Bentuk ibadah utama yang banyak di lakukan kaum musyrikin dan agama-agama berhala lainnya semenjak dahulu adalah melakukan i'tikaf atau nyepi sebagai ujud kebaktian, kepatuhan dan kesabaran dalam mengharapkan sesuatu dari berhala yang mereka kultuskan.

I'tikaf kaum Nabi Nuh AS terhadap kuburan orang-orang shaleh. Allah SWT berfirman tentang mereka:

" وَقَالُوا لَا تَذَرُنَّ آلِهَتَكُمْ وَلَا تَذَرُنَّ وَدًّا وَلَا سُوَاعًا وَلَا يَغُوثَ وَيَعُوقَ وَنَسْرًا. وَقَدْ أَضَلُّوا كَثِيرًا وَلَا تَزِدِ الظَّالِمِينَ إِلَّا ضَلَالًا ".

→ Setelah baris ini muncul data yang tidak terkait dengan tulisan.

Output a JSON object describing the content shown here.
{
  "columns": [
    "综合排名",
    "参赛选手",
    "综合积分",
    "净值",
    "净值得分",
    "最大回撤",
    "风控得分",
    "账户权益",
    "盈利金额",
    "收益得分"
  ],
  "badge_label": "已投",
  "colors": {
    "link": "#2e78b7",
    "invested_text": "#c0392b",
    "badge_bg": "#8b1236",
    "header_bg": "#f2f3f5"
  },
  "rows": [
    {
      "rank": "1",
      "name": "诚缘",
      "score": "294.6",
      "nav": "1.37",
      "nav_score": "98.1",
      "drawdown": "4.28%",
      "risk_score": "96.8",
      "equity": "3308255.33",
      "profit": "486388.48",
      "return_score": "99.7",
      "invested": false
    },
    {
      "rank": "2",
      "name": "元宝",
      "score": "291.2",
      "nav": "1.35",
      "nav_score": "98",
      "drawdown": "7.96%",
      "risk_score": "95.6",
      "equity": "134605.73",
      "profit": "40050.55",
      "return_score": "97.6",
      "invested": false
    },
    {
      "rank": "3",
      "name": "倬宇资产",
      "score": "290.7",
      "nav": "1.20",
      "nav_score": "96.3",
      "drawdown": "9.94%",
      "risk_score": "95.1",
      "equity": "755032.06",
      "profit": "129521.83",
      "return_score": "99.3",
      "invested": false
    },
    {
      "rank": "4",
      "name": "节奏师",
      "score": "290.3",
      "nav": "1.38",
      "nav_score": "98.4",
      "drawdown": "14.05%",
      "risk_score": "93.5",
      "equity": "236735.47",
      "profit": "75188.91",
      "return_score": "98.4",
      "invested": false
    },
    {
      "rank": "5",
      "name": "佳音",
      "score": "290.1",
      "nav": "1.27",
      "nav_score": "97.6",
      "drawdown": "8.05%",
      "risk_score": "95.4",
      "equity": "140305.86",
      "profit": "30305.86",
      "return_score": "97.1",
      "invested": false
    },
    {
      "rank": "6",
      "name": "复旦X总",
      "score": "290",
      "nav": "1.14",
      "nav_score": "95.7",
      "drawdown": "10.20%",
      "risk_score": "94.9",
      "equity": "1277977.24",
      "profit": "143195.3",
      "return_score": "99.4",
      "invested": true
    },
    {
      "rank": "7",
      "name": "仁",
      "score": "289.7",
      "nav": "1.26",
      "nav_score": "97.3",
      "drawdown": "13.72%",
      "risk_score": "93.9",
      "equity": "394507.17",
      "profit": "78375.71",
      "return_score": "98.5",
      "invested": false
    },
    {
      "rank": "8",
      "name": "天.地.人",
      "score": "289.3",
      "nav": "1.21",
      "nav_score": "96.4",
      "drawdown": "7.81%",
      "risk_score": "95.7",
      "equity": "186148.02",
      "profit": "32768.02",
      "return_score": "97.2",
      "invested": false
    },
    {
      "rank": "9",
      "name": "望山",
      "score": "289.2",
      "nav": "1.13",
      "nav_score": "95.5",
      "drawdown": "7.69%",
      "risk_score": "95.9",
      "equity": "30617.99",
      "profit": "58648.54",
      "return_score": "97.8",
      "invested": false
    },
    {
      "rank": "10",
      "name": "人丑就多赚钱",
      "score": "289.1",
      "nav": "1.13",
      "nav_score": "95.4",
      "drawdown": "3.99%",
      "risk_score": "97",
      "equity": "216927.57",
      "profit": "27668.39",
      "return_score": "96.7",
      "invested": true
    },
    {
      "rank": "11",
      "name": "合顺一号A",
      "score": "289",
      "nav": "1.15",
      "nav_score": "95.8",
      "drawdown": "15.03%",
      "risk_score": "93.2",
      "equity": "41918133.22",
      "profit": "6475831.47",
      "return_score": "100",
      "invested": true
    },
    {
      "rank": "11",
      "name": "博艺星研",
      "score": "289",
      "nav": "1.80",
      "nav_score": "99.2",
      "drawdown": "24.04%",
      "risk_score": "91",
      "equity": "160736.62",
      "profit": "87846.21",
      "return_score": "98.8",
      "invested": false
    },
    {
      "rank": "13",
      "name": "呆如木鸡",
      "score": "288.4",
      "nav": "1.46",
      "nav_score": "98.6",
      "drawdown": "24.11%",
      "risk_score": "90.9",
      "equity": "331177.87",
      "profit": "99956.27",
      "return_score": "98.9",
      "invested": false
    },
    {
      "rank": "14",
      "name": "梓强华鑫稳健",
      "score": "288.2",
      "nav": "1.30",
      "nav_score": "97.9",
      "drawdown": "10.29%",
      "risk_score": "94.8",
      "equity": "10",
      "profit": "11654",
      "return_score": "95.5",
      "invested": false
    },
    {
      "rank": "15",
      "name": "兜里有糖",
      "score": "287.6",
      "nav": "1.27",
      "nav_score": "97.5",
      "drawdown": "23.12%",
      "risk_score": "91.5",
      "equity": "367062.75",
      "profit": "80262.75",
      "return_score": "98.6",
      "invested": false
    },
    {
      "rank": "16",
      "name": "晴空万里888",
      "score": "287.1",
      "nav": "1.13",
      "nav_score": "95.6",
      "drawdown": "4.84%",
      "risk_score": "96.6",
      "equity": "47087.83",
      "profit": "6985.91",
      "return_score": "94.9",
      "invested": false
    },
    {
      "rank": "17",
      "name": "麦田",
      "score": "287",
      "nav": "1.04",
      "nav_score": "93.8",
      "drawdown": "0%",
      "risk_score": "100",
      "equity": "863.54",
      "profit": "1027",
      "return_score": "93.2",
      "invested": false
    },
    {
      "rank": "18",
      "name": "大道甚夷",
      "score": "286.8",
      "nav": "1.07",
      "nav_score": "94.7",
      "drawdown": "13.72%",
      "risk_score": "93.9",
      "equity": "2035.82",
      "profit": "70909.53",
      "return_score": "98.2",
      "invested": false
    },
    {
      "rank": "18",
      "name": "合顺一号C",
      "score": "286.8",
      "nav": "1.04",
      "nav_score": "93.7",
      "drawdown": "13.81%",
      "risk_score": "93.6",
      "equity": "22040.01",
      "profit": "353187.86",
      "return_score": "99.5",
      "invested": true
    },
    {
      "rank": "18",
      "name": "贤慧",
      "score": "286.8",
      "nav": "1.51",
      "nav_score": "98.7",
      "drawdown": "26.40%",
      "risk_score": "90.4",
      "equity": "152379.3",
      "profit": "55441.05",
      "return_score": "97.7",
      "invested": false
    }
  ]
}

“Dan mereka berkata: Janganlah sekali-kali kalian meninggalkan (penyembahan) tuhan-tuhan kalian, dan jangan pula sekali-kali kalian meninggalkan (penyembahan) Wadd, dan jangan pula Suwaa', Yaghuts, Ya'uq dan Nasr. Dan sesudahnya mereka telah menyesatkan kebanyakan (manusia) dan janganlah engkau tambahkan bagi orang-orang yang dzalim itu selain kesesatan” . (QS. Nuh: 23).  

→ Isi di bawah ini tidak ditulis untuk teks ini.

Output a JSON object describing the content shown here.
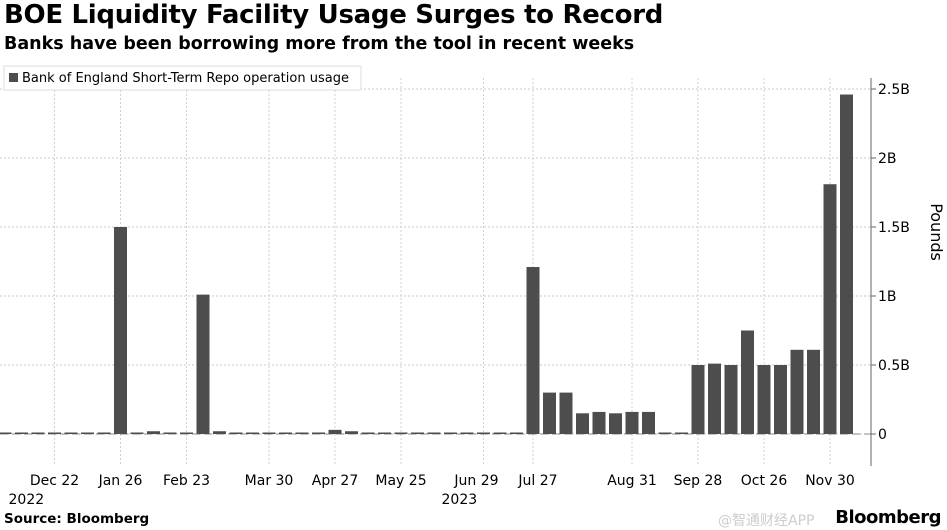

Telah ada ketetapan riwayat dalam sahih Bukhori no. 4920, serta dalam kitab-kitab tafsir, kitab kisah-kisah para nabi dan lainnya dari Ibnu Abbas dan lainnya dari ulama salaf, mereka berkata tentang tafsir ayat di atas:

هَذِهِ أَسْمَاءُ قَوْمٍ صَالِحِينَ كَانُوا فِي قَوْمِ نُوحٍ فَلَمَّا مَاتُوا عَكَفُوا عَلَى قُبُورِهِمْ ثُمَّ صَوَّرُوا تَمَاثِيلَهُم ، ثُمَّ طَالَ عَلَيْهِمُ الْأَمَدُ فَعَبَدُوهُمْ، وَأَنَّ هَذِهِ الْأَصْنَامَ بِعَيْنِهَا صَارَتْ إِلَى قَبَائِلِ الْعَرَبِ، ذَكَرَهَا ابْنُ عَبَّاسٍ رَضِيَ اللَّهُ عَنْهُمَا قَبِيلَةً قَبِيلَةً.

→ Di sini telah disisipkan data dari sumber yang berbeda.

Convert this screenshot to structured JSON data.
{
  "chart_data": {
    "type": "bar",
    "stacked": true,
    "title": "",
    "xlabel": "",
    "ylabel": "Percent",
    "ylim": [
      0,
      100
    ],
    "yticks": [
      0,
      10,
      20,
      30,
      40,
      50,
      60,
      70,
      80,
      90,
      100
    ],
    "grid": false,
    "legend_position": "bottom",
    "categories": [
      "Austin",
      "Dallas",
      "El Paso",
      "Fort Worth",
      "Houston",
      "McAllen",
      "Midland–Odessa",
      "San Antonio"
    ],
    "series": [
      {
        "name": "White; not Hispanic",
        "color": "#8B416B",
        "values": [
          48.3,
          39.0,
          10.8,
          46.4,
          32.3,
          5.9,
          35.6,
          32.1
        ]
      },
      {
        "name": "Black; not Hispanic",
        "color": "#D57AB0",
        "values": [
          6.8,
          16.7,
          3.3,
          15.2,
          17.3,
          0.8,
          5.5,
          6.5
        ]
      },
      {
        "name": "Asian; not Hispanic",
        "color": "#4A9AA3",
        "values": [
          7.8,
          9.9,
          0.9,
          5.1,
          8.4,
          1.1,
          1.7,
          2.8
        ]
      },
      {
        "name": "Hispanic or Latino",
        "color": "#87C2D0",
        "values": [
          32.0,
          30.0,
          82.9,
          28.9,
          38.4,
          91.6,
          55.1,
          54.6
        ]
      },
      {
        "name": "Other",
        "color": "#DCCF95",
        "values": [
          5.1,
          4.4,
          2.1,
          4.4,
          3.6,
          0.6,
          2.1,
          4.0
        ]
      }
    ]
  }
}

"Nama-nama tsb adalah orang-orang shaleh dari kaum Nuh alaihissalam, ketika orang-orang itu mati, mereka melakukan i'tikaf (nyepi) terhadap kuburan-kuburannya, lalu mereka menggambar rupa-rupa mereka, kemudian lama kelamaan mereka menyembahnya. Dan berhala-berhala itu kemudian tersebar ke kabilah-kabilah Arab".

Ibnu Abbas RA dengan terperinci menyebutkan kabilah-kabilah tsb satu persatu ".

(Lihat: Majmu Fatawa karya Syeikh Ibnu Taymiyah 14/363, Syarah Aqidah Thohawiyah 1/14 dan Juhud Ulama hanafiyah fi Ibtholil 'aqooidil Quburiyah 1/408).

Firman Allah SWT tentang kaumnya Nabi Ibrahim yang melakukan ritual itikaf di tempat-tempat berhala mereka:

{ إِذْ قَالَ لأبِيهِ وَقَوْمِهِ مَا هَذِهِ التَّمَاثِيلُ الَّتِي أَنْتُمْ لَهَا عَاكِفُونَ } [الأنبياء: 52].


(Ingatlah), ketika dia (Ibrahim) berkata kepada ayahnya dan kaumnya, “Patung-patung apakah ini yang kalian tekun beri’tikaf untuknya?” (QS. Al-Anbiyaa: 52)

Firman Allah SWT tentang i'tikaf sebagian kaum Nabi Musa  terhadap berhala:

" وَجَاوَزْنَا بِبَنِي إِسْرَائِيلَ الْبَحْرَ فَأَتَوْا عَلَى قَوْمٍ يَعْكُفُونَ عَلَى أَصْنَامٍ لَهُمْ قَالُوا يَا مُوسَى اجْعَلْ لَنَا إِلَهًا كَمَا لَهُمْ آلِهَةٌ قَالَ إِنَّكُمْ قَوْمٌ تَجْهَلُونَ (138) إِنَّ هَؤُلاءِ مُتَبَّرٌ مَا هُمْ فِيهِ وَبَاطِلٌ مَا كَانُوا يَعْمَلُونَ " (139)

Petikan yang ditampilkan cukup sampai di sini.